Monday, February 10, 2014

10/2/2014: Data shows Irish R&D policy is not exactly producing...


Today, Grant Thornton published their review of the Irish R&D Tax Credits policy, available here: http://www.grantthornton.ie/db/Attachments/Review-of-RandD-tax-credit-regime.pdf?utm_content=buffer1e77c&utm_medium=social&utm_source=twitter.com&utm_campaign=buffer

Top level conclusions:

  • "60% of the companies that responded to the survey were indigenous Irish companies with 40% multinationals"
  • "35% of companies conducting R&D activities engaged in joint research projects with other parties in 2011"
  • "with 19.5% being activities with higher education or institutes within Ireland and 8% outside Ireland"
  • "70% of claims are by companies with less than 50 employees"
  • "large companies with employees of more than 250 employees account for 10% of claims made. However they account for 45% of claims on a monetary basis"

"The credit is a largely positive scheme with real value being added to the economy from it."

My view: too much of subsidy to MNCs, too little evidence the scheme is not being used by SMEs to fund activity that would have been funded anyway and too little evidence the scheme is being used to fund genuine R&D rather than business development.

But aside from this, there is little evidence that funding is yielding any serious uptick in intellectual property generation.

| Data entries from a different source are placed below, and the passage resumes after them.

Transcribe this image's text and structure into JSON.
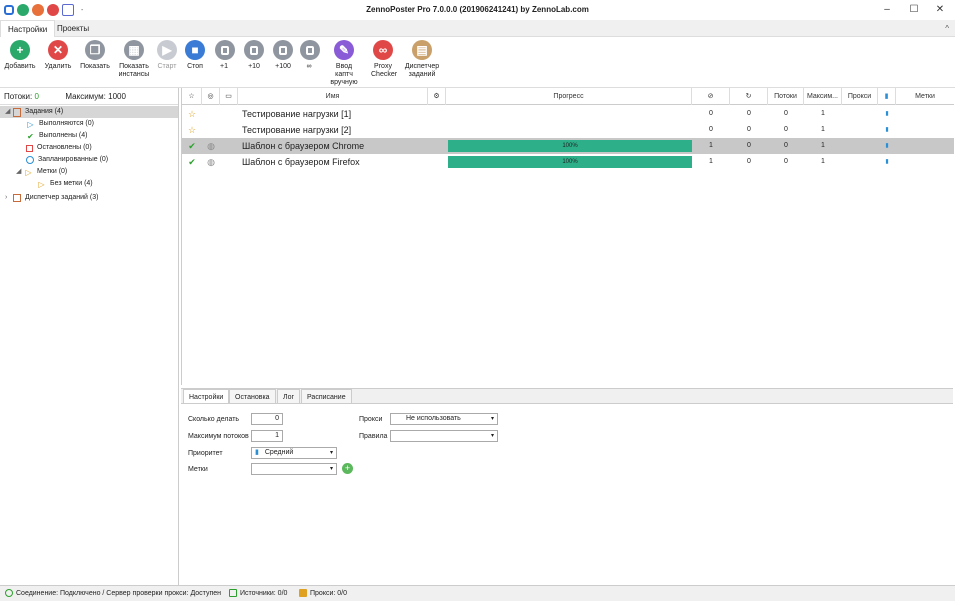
{
  "window": {
    "title": "ZennoPoster Pro 7.0.0.0 (201906241241) by ZennoLab.com"
  },
  "tabs": [
    {
      "label": "Настройки"
    },
    {
      "label": "Проекты"
    }
  ],
  "ribbon": {
    "buttons": [
      {
        "label": "Добавить",
        "color": "#2aa96b",
        "glyph": "+"
      },
      {
        "label": "Удалить",
        "color": "#e04848",
        "glyph": "✕"
      },
      {
        "label": "Показать",
        "color": "#8f96a0",
        "glyph": "❐"
      },
      {
        "label": "Показать инстансы",
        "color": "#8f96a0",
        "glyph": "▦"
      },
      {
        "label": "Старт",
        "color": "#c8ccd2",
        "glyph": "▶"
      },
      {
        "label": "Стоп",
        "color": "#3a7bd5",
        "glyph": "■"
      },
      {
        "label": "+1",
        "color": "#8f96a0",
        "glyph": ""
      },
      {
        "label": "+10",
        "color": "#8f96a0",
        "glyph": ""
      },
      {
        "label": "+100",
        "color": "#8f96a0",
        "glyph": ""
      },
      {
        "label": "∞",
        "color": "#8f96a0",
        "glyph": ""
      },
      {
        "label": "Ввод каптч вручную",
        "color": "#8a5bd6",
        "glyph": "✎"
      },
      {
        "label": "Proxy Checker",
        "color": "#e04848",
        "glyph": "∞"
      },
      {
        "label": "Диспетчер заданий",
        "color": "#c9a06a",
        "glyph": "▤"
      }
    ]
  },
  "left": {
    "threads_label": "Потоки:",
    "threads_value": "0",
    "max_label": "Максимум:",
    "max_value": "1000",
    "tree": [
      {
        "label": "Задания (4)"
      },
      {
        "label": "Выполняются (0)"
      },
      {
        "label": "Выполнены (4)"
      },
      {
        "label": "Остановлены (0)"
      },
      {
        "label": "Запланированные (0)"
      },
      {
        "label": "Метки (0)"
      },
      {
        "label": "Без метки (4)"
      },
      {
        "label": "Диспетчер заданий (3)"
      }
    ]
  },
  "grid": {
    "headers": {
      "name": "Имя",
      "progress": "Прогресс",
      "threads": "Потоки",
      "max": "Максим...",
      "proxy": "Прокси",
      "tags": "Метки"
    },
    "rows": [
      {
        "name": "Тестирование нагрузки [1]",
        "progress_label": "",
        "progress": 0,
        "c1": "0",
        "c2": "0",
        "threads": "0",
        "max": "1"
      },
      {
        "name": "Тестирование нагрузки [2]",
        "progress_label": "",
        "progress": 0,
        "c1": "0",
        "c2": "0",
        "threads": "0",
        "max": "1"
      },
      {
        "name": "Шаблон с браузером Chrome",
        "progress_label": "100%",
        "progress": 100,
        "c1": "1",
        "c2": "0",
        "threads": "0",
        "max": "1"
      },
      {
        "name": "Шаблон с браузером Firefox",
        "progress_label": "100%",
        "progress": 100,
        "c1": "1",
        "c2": "0",
        "threads": "0",
        "max": "1"
      }
    ]
  },
  "bottom_tabs": [
    {
      "label": "Настройки"
    },
    {
      "label": "Остановка"
    },
    {
      "label": "Лог"
    },
    {
      "label": "Расписание"
    }
  ],
  "settings": {
    "how_many_label": "Сколько делать",
    "how_many_value": "0",
    "max_threads_label": "Максимум потоков",
    "max_threads_value": "1",
    "priority_label": "Приоритет",
    "priority_value": "Средний",
    "tags_label": "Метки",
    "tags_value": "",
    "proxy_label": "Прокси",
    "proxy_value": "Не использовать",
    "rules_label": "Правила",
    "rules_value": ""
  },
  "status": {
    "connection": "Соединение: Подключено / Сервер проверки прокси: Доступен",
    "sources": "Источники: 0/0",
    "proxies": "Прокси: 0/0"
  }
}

Here's the latest data from the NewMorningIP on patents filings in Ireland.


Based on quarterly aggregates, in Q4 2013, total number of Irish academic patents hit the lowest reading of 48 and the goal number of filed patents match this performance at 593. Irish inventions overall sunk to the lowest level of 236 (previous low was 252 for Q3 2012, imputed on incomplete data). Patents applications by non-academic filers stood at 188 - the lowest level in data series.

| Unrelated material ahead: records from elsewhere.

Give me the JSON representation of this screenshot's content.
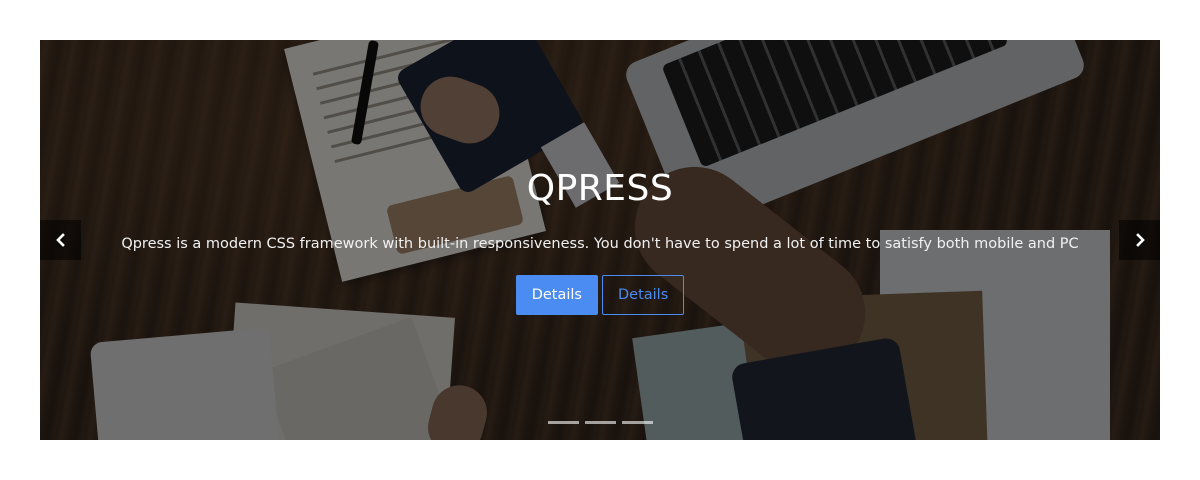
{
  "slide": {
    "title": "QPRESS",
    "description": "Qpress is a modern CSS framework with built-in responsiveness. You don't have to spend a lot of time to satisfy both mobile and PC",
    "primary_button_label": "Details",
    "secondary_button_label": "Details"
  },
  "controls": {
    "prev_icon": "chevron-left-icon",
    "next_icon": "chevron-right-icon",
    "indicator_count": 3
  },
  "colors": {
    "accent": "#4a8cf1",
    "overlay": "rgba(0,0,0,0.48)",
    "background": "#ffffff"
  }
}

Overall, in 2013, there were 2561 patents applications, of which Irish total filings amounted to 1072 (41.9%) and of which Irish non-academic patents applications were just 860 (33.6%). This is hardly stellar and cannot be deemed sustainable for the economy that is allegedly based on innovation. It also makes clear that current system of R&D incentives and supports, including tax credit, is not working.